It’s Good to Know that Not Everyone Has Lost it Over Climate Change

Commentary

Amid the daily dose of doomsday scare tactics about climate change, written by wacko environmental activists, appeared a common-sense op-ed, “Climate-Change ‘Solutions’ That Are Worse Than the Problem,” in the Wall Street Journal.

Instead of someone telling us time is running out for our planet, the author, Jason De Sena Trennert, Chairman and CEO of Stratega, an investment strategy, economic, and policy firm, writes of the political assault on fossil fuels.

Reading his perceptive opening paragraph – “If you can afford a Tesla, you probably find it hard to imagine that there are some 3.5 billion people on Earth who have no reasonably reliable access to electricity.  Even less obvious may be the way rich countries ‘pursuit of carbon neutrality at almost any cost limits economic opportunities for the world’s poor and poses serious geopolitical risks to the West.” – I thought, finally, someone with some common sense.

Commenting on those who spend untold hours discussing ways to mitigate the impact of climate change, he wrote that “they’ve likely never heard of one simple, incontrovertible fact: The widespread exploration and production of fossil fuels that started in Titusville, Pennsylvania, not quite 170 years ago, has done more to benefit the lives of ordinary people than any other technological advance in history.”

Relating how fossil fuels improved the lives of people over the years, from heating their homes in the winter to increasing crop yields with fuel-based fertilizers, making possible their ability to travel, which opened up access to education, commerce, and vital services, he believes, and I agree, there has been, and remains, a strong correlation between the use of fossil fuels and life expectancy.

Reading the author’s statement that limiting the availability of fossil fuels would cut off many of the world’s poor from its benefits, I recalled how we are pouring billions of dollars in climate mitigation projects in underdeveloped countries.   For what?  The potential of an existential crisis in a decade.

While the radicals believe fossil fuels pose a danger to the environment, “One would be hard-pressed to find a product more dependent on resources from extractive materials than the electric car,” says De Sena Trennert.  

Environmental activists are so obsessed with fossil fuel consumption that they are unaware of the not-so-eco-friendly mining that will be required to provide electric cars with four times as much copper as in an internal combustion engine.

And, of course, they refuse to come to terms with the fact that wind and solar alone will be unable to provide sufficient power generation to charge all those electric cars.

“Sadly, environmentalism has grown into a secular religion in which reasonable debate is regarded as heresy,” De Sena Trennert says, while suggesting that the issue can be solved without heavy-handed government intervention with questionable data.

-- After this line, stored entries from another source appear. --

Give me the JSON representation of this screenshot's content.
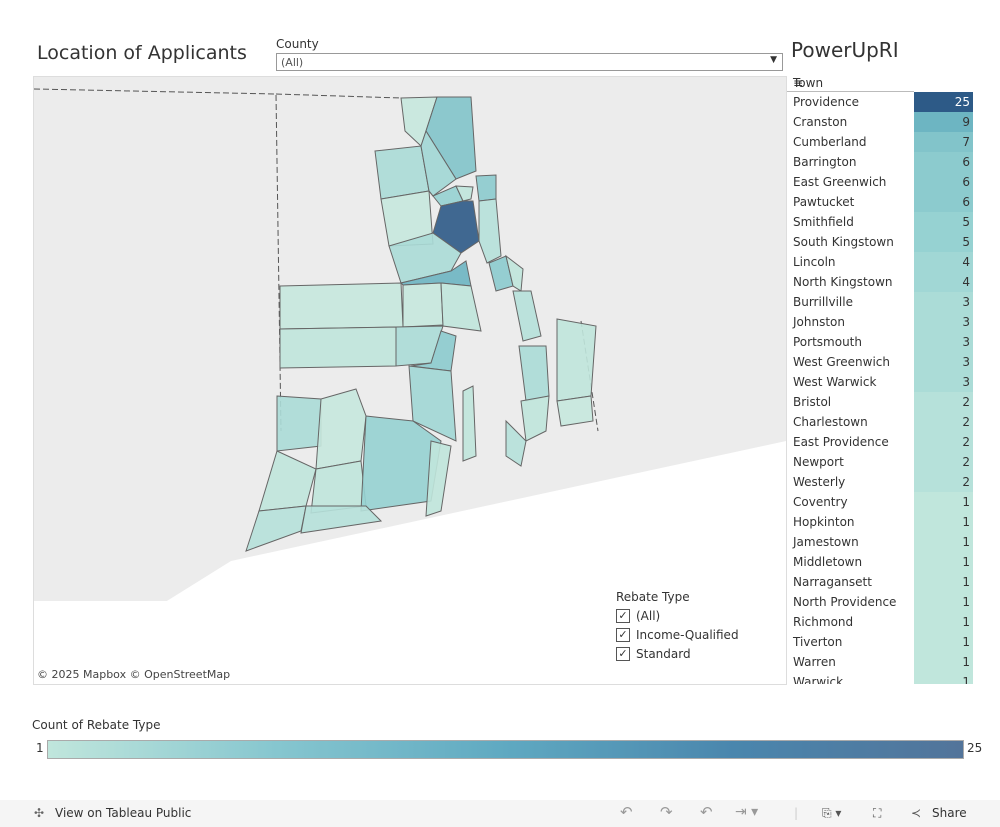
{
  "header": {
    "title": "Location of Applicants",
    "brand": "PowerUpRI"
  },
  "filter": {
    "label": "County",
    "value": "(All)"
  },
  "table": {
    "column_header": "Town",
    "rows": [
      {
        "town": "Providence",
        "count": 25
      },
      {
        "town": "Cranston",
        "count": 9
      },
      {
        "town": "Cumberland",
        "count": 7
      },
      {
        "town": "Barrington",
        "count": 6
      },
      {
        "town": "East Greenwich",
        "count": 6
      },
      {
        "town": "Pawtucket",
        "count": 6
      },
      {
        "town": "Smithfield",
        "count": 5
      },
      {
        "town": "South Kingstown",
        "count": 5
      },
      {
        "town": "Lincoln",
        "count": 4
      },
      {
        "town": "North Kingstown",
        "count": 4
      },
      {
        "town": "Burrillville",
        "count": 3
      },
      {
        "town": "Johnston",
        "count": 3
      },
      {
        "town": "Portsmouth",
        "count": 3
      },
      {
        "town": "West Greenwich",
        "count": 3
      },
      {
        "town": "West Warwick",
        "count": 3
      },
      {
        "town": "Bristol",
        "count": 2
      },
      {
        "town": "Charlestown",
        "count": 2
      },
      {
        "town": "East Providence",
        "count": 2
      },
      {
        "town": "Newport",
        "count": 2
      },
      {
        "town": "Westerly",
        "count": 2
      },
      {
        "town": "Coventry",
        "count": 1
      },
      {
        "town": "Hopkinton",
        "count": 1
      },
      {
        "town": "Jamestown",
        "count": 1
      },
      {
        "town": "Middletown",
        "count": 1
      },
      {
        "town": "Narragansett",
        "count": 1
      },
      {
        "town": "North Providence",
        "count": 1
      },
      {
        "town": "Richmond",
        "count": 1
      },
      {
        "town": "Tiverton",
        "count": 1
      },
      {
        "town": "Warren",
        "count": 1
      },
      {
        "town": "Warwick",
        "count": 1
      }
    ]
  },
  "legend": {
    "title": "Rebate Type",
    "items": [
      {
        "label": "(All)",
        "checked": true
      },
      {
        "label": "Income-Qualified",
        "checked": true
      },
      {
        "label": "Standard",
        "checked": true
      }
    ]
  },
  "map": {
    "attribution": "© 2025 Mapbox  © OpenStreetMap"
  },
  "color_scale": {
    "label": "Count of Rebate Type",
    "min": "1",
    "max": "25",
    "min_color": "#c0e6dc",
    "max_color": "#2d5a87"
  },
  "footer": {
    "view_label": "View on Tableau Public",
    "share_label": "Share"
  }
}
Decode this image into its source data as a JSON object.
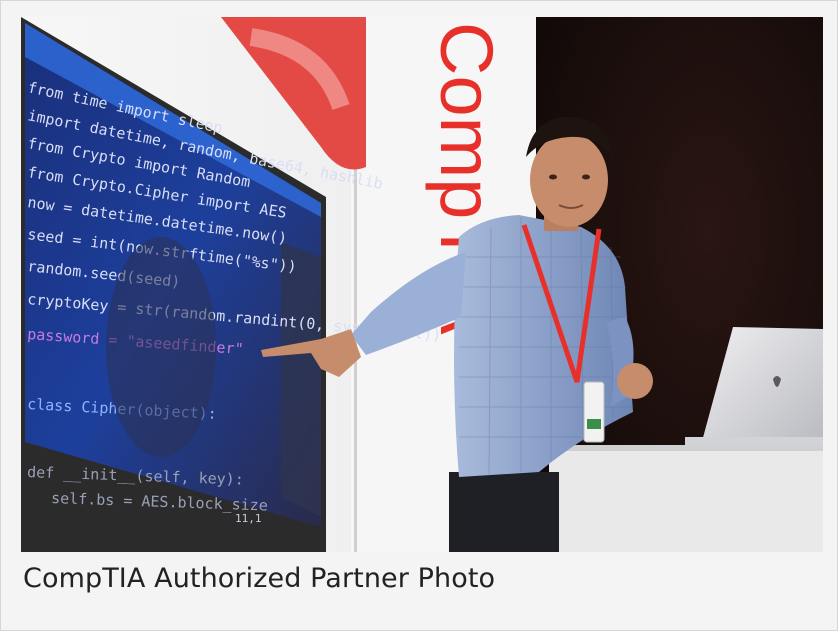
{
  "caption": "CompTIA Authorized Partner Photo",
  "photo": {
    "wall_brand_text": "CompTIA",
    "code_lines": [
      "from time import sleep",
      "import datetime, random, base64, hashlib",
      "from Crypto import Random",
      "from Crypto.Cipher import AES",
      "now = datetime.datetime.now()",
      "seed = int(now.strftime(\"%s\"))",
      "random.seed(seed)",
      "cryptoKey = str(random.randint(0, sys.maxint))",
      "password = \"aseedfinder\"",
      "class Cipher(object):",
      "  def __init__(self, key):",
      "    self.bs = AES.block_size"
    ],
    "status_text": "11,1",
    "colors": {
      "brand_red": "#e8302b",
      "screen_blue": "#1d3f9c",
      "shirt_blue": "#8aa3cc"
    }
  }
}
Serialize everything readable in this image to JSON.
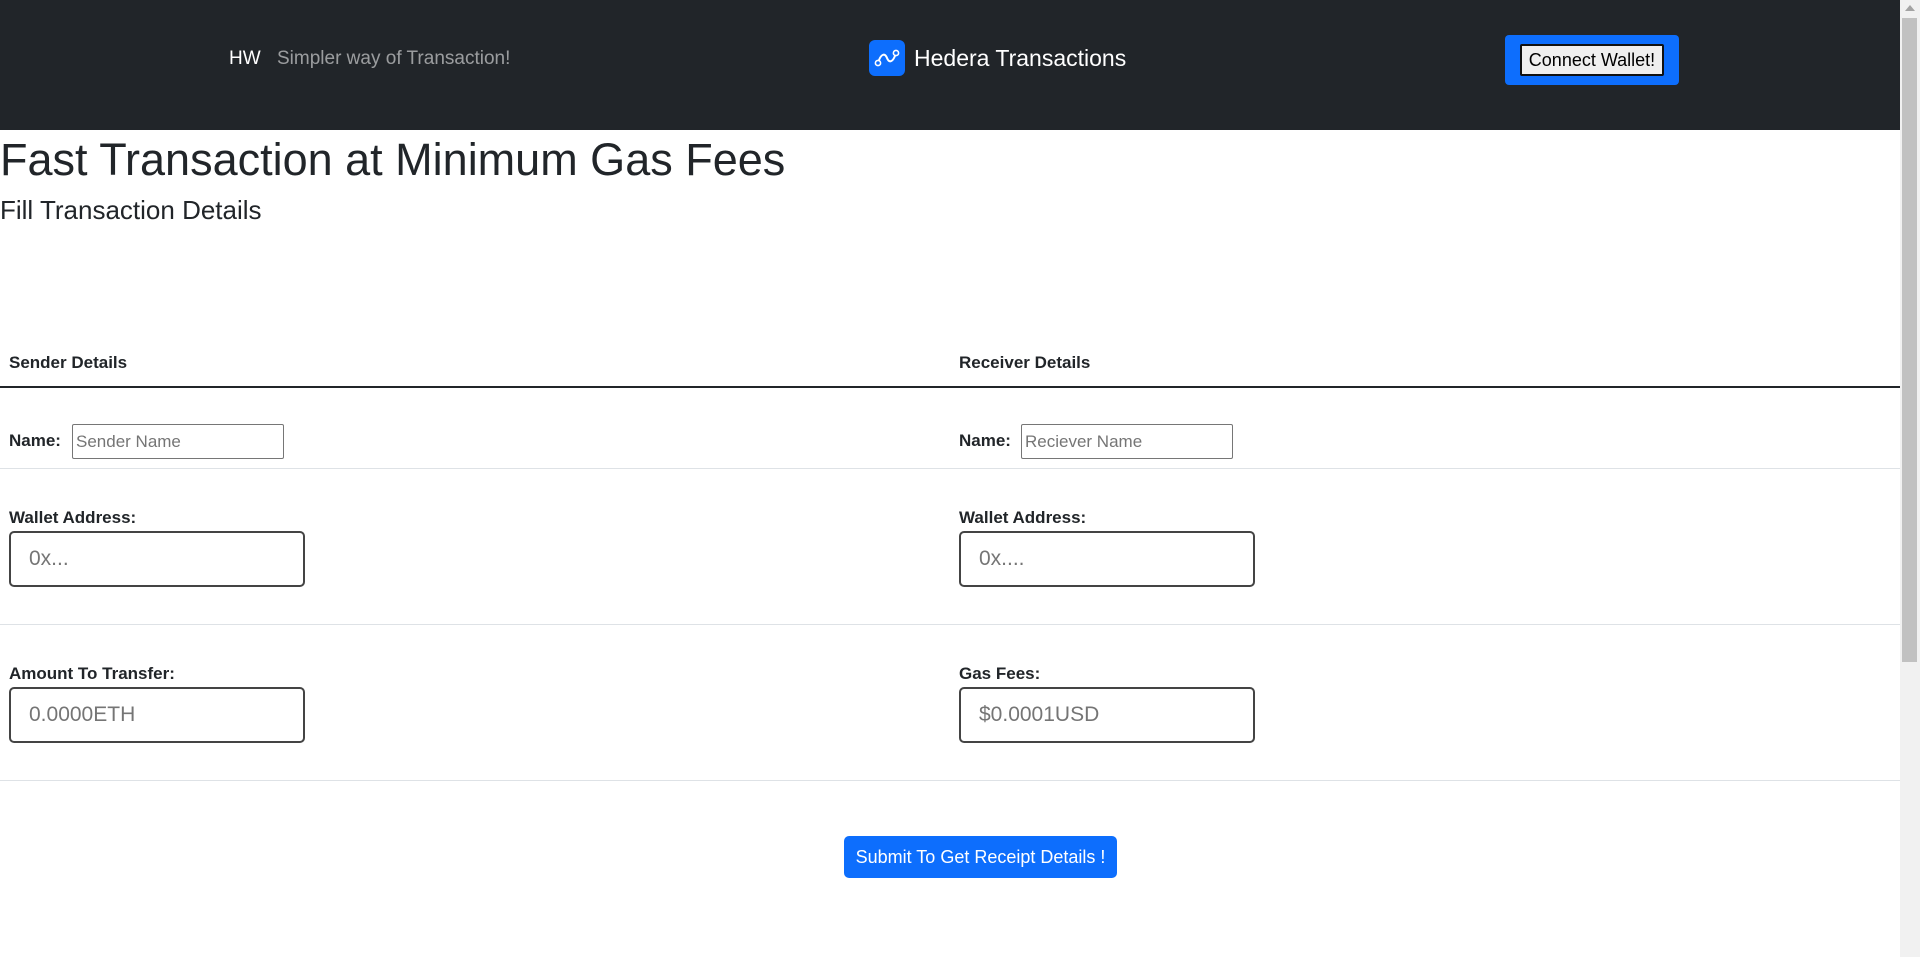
{
  "navbar": {
    "brand_short": "HW",
    "tagline": "Simpler way of Transaction!",
    "logo_icon": "route-icon",
    "center_title": "Hedera Transactions",
    "connect_label": "Connect Wallet!",
    "accent_color": "#0d6efd",
    "background_color": "#212529"
  },
  "hero": {
    "title": "Fast Transaction at Minimum Gas Fees",
    "subtitle": "Fill Transaction Details"
  },
  "form": {
    "sender_heading": "Sender Details",
    "receiver_heading": "Receiver Details",
    "sender_name_label": "Name:",
    "sender_name_placeholder": "Sender Name",
    "receiver_name_label": "Name:",
    "receiver_name_placeholder": "Reciever Name",
    "sender_wallet_label": "Wallet Address:",
    "sender_wallet_placeholder": "0x...",
    "receiver_wallet_label": "Wallet Address:",
    "receiver_wallet_placeholder": "0x....",
    "amount_label": "Amount To Transfer:",
    "amount_placeholder": "0.0000ETH",
    "gas_label": "Gas Fees:",
    "gas_placeholder": "$0.0001USD",
    "submit_label": "Submit To Get Receipt Details !"
  }
}
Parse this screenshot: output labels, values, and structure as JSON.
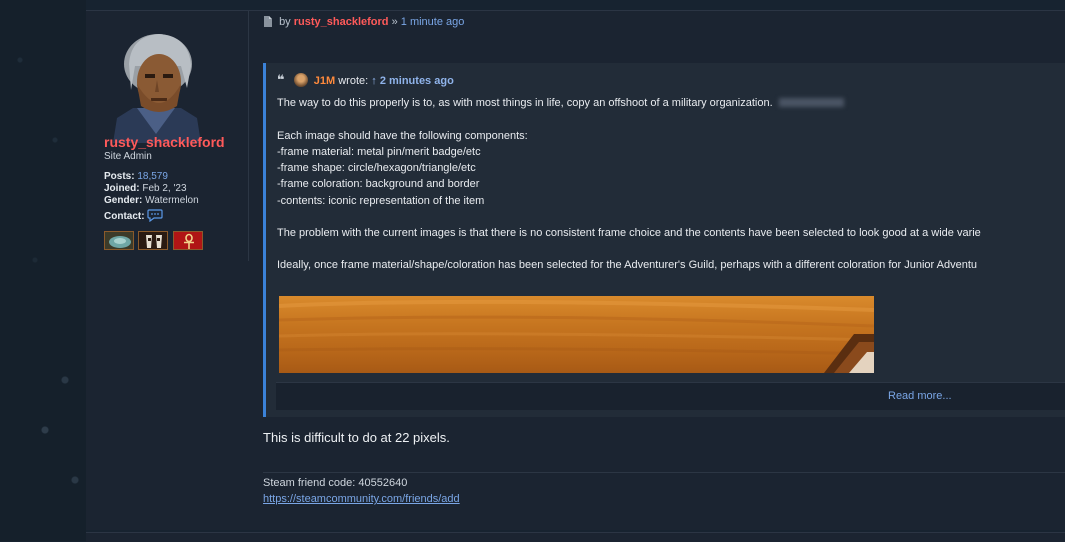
{
  "post": {
    "meta": {
      "prefix": "by",
      "author": "rusty_shackleford",
      "separator": "»",
      "time": "1 minute ago"
    },
    "profile": {
      "username": "rusty_shackleford",
      "rank": "Site Admin",
      "posts_label": "Posts:",
      "posts_value": "18,579",
      "joined_label": "Joined:",
      "joined_value": "Feb 2, '23",
      "gender_label": "Gender:",
      "gender_value": "Watermelon",
      "contact_label": "Contact:",
      "badges": [
        "badge-1",
        "badge-2",
        "badge-3"
      ]
    },
    "quote": {
      "author": "J1M",
      "wrote": "wrote:",
      "arrow": "↑",
      "time": "2 minutes ago",
      "lines": [
        "The way to do this properly is to, as with most things in life, copy an offshoot of a military organization.",
        "Each image should have the following components:",
        "-frame material: metal pin/merit badge/etc",
        "-frame shape: circle/hexagon/triangle/etc",
        "-frame coloration: background and border",
        "-contents: iconic representation of the item",
        "The problem with the current images is that there is no consistent frame choice and the contents have been selected to look good at a wide varie",
        "Ideally, once frame material/shape/coloration has been selected for the Adventurer's Guild, perhaps with a different coloration for Junior Adventu"
      ],
      "read_more": "Read more..."
    },
    "reply": "This is difficult to do at 22 pixels.",
    "signature": {
      "line1": "Steam friend code: 40552640",
      "link": "https://steamcommunity.com/friends/add"
    }
  },
  "colors": {
    "username": "#ff5a5a",
    "quote_author": "#ff8a3c",
    "link": "#7aa6e6",
    "quote_border": "#3b82d8"
  }
}
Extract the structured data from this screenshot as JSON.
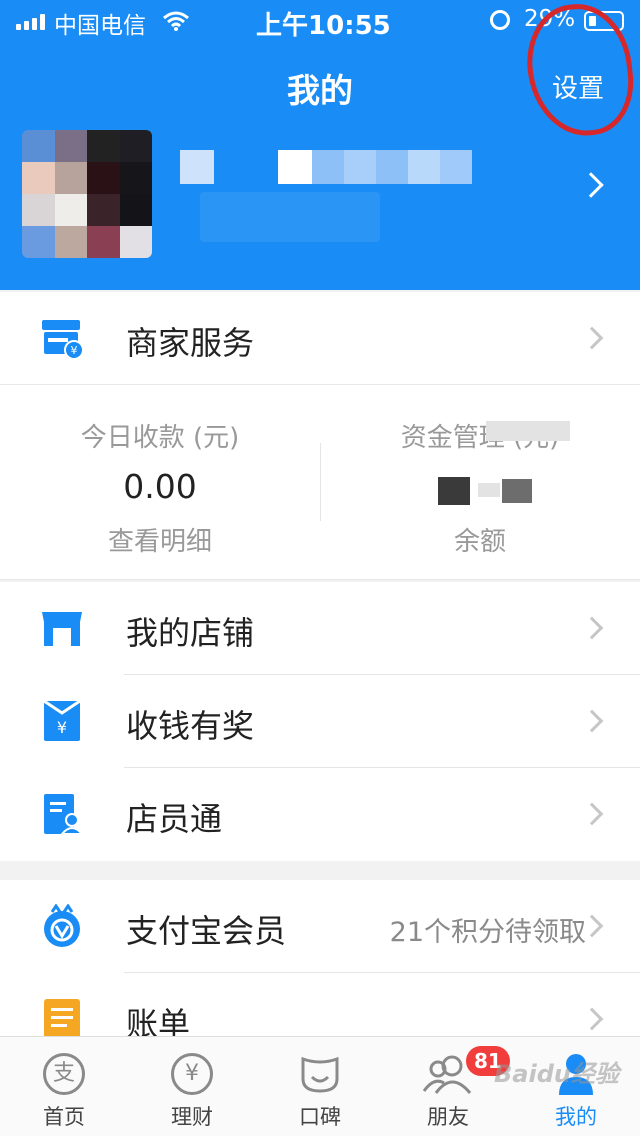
{
  "status_bar": {
    "carrier": "中国电信",
    "time": "上午10:55",
    "battery": "29%"
  },
  "header": {
    "title": "我的",
    "settings_label": "设置"
  },
  "merchant_row": {
    "label": "商家服务",
    "icon": "merchant-store-icon"
  },
  "stats": {
    "today": {
      "caption": "今日收款 (元)",
      "value": "0.00",
      "link": "查看明细"
    },
    "funds": {
      "caption": "资金管理 (元)",
      "link": "余额"
    }
  },
  "menu_group_1": [
    {
      "label": "我的店铺",
      "icon": "shop-icon"
    },
    {
      "label": "收钱有奖",
      "icon": "red-packet-icon"
    },
    {
      "label": "店员通",
      "icon": "staff-doc-icon"
    }
  ],
  "menu_group_2": [
    {
      "label": "支付宝会员",
      "icon": "member-badge-icon",
      "extra": "21个积分待领取"
    },
    {
      "label": "账单",
      "icon": "bill-icon"
    }
  ],
  "tabbar": {
    "items": [
      {
        "label": "首页",
        "icon": "zhi-home-icon",
        "glyph": "支"
      },
      {
        "label": "理财",
        "icon": "yuan-finance-icon",
        "glyph": "¥"
      },
      {
        "label": "口碑",
        "icon": "koubei-smile-icon",
        "glyph": ""
      },
      {
        "label": "朋友",
        "icon": "friends-icon",
        "glyph": ""
      },
      {
        "label": "我的",
        "icon": "me-person-icon",
        "glyph": ""
      }
    ],
    "friends_badge": "81"
  },
  "watermark": "Baidu经验",
  "colors": {
    "brand_blue": "#1a8cf5",
    "annotation_red": "#d6282b",
    "badge_red": "#f23d3d"
  }
}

Rather than retarding the production of fossil fuels, the free market should  encourage human ingenuity to further develop all sorts of energy sources without ridiculous deadlines.  Deadlines that are as impossible as predicting climate doomsday.

“The future of the auto industry is electric,” President Biden says, adding “there’s no turning back.”  The president of the United States should not be picking winners and losers in industry.

In my opinion, the CEOs of Ford, Chrysler and General Motors, who seem to have agreed with a goal of having 40 to 50 percent of their new vehicle sales to be electric by 2030, are making a big mistake relinquishing their market decision-making to a man who has never made a payroll in his life.  Mark my word, with total electric car production at just 2.6 percent today, stockholders will be keeping an eye on their company’s performance over the next eight years.

That same man, with the stroke of a pen on his first day in office, ended our energy independence by cutting off our oil production.  And that same man, in a symbolic Earth Day move on April 22, 2021 set a goal for the United States of reaching 100 percent carbon pollution-free electricity by 2035 by merely issuing a press release declaring it.  Who agreed to that?

Now, more than ever … may God continue to bless the United States of America.